The "Products Sold" report shows your sales statistics by item. Instead of sifting through individual orders, it compiles sales data for each product in one place, so you can immediately see what has been sold during a selected time period. The report serves as both a sales report and a purchasing tool, because in addition to sales figures, it also shows your current inventory and sales velocity.
This report is especially useful for those responsible for purchasing and inventory. It provides a concrete basis for identifying which products are selling well, which are selling slowly, and what you’re actually earning on each item through contribution margin and gross margin. You can read more about how gross margin is calculated in the article on cost of goods sold and gross margin.
That’s exactly why this report is a great tool for planning your purchases and reorders. With a clear picture of your sales, you can order fast-moving items in time and avoid tying up capital in inventory that just sits on the shelf.

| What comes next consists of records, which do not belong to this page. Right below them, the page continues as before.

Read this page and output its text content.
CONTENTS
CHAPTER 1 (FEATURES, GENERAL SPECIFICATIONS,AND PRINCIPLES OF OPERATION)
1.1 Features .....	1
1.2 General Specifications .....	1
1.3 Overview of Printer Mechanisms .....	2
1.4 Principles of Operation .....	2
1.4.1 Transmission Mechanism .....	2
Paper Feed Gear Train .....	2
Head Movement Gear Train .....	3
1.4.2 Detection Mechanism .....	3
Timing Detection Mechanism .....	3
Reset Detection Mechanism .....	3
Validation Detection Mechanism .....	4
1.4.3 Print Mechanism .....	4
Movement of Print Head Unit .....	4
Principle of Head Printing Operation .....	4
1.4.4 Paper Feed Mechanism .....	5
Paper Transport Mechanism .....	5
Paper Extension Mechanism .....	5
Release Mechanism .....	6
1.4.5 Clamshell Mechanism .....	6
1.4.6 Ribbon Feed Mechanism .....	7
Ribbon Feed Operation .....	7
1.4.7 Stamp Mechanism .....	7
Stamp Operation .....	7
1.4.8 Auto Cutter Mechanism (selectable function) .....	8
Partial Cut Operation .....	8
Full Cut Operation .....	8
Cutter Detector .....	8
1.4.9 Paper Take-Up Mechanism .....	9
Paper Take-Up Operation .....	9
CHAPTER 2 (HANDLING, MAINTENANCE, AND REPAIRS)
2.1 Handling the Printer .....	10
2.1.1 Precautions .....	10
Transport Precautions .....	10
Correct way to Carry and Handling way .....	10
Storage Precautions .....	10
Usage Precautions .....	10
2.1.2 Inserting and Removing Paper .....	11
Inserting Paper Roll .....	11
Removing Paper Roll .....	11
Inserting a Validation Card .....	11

How to Find the Sales Report
You’ll find the “Sold Products” report under Statistics in the left-hand menu. Click “Sold Products” to open the overview of what you’ve sold during the selected period.
At the top of the page, you’ll see four key metrics cards that give you a quick overview of the selected period and the active filters:
- Units Sold: Total gross sales for the period, calculated in number of units.
- Revenue (excl. VAT): the total revenue for the products sold, excluding VAT.
- Contribution margin: the total contribution margin. Only products with a recorded cost price are included here.
- Products sold: the number of different products sold during the period.
How to use the report step by step
- Select period: Specify a start date and end date so that the report only shows sales within the desired time frame. There are also quick-select buttons for options such as “This month,” “Last 3 months,” and “Last year.”
- Filter by category (optional): Select one or more categories. With “Include subcategories,” you can choose whether to include subcategories in the count.
- Use additional filters (optional): Under “Additional filters,” you can further narrow down the report by supplier or brand.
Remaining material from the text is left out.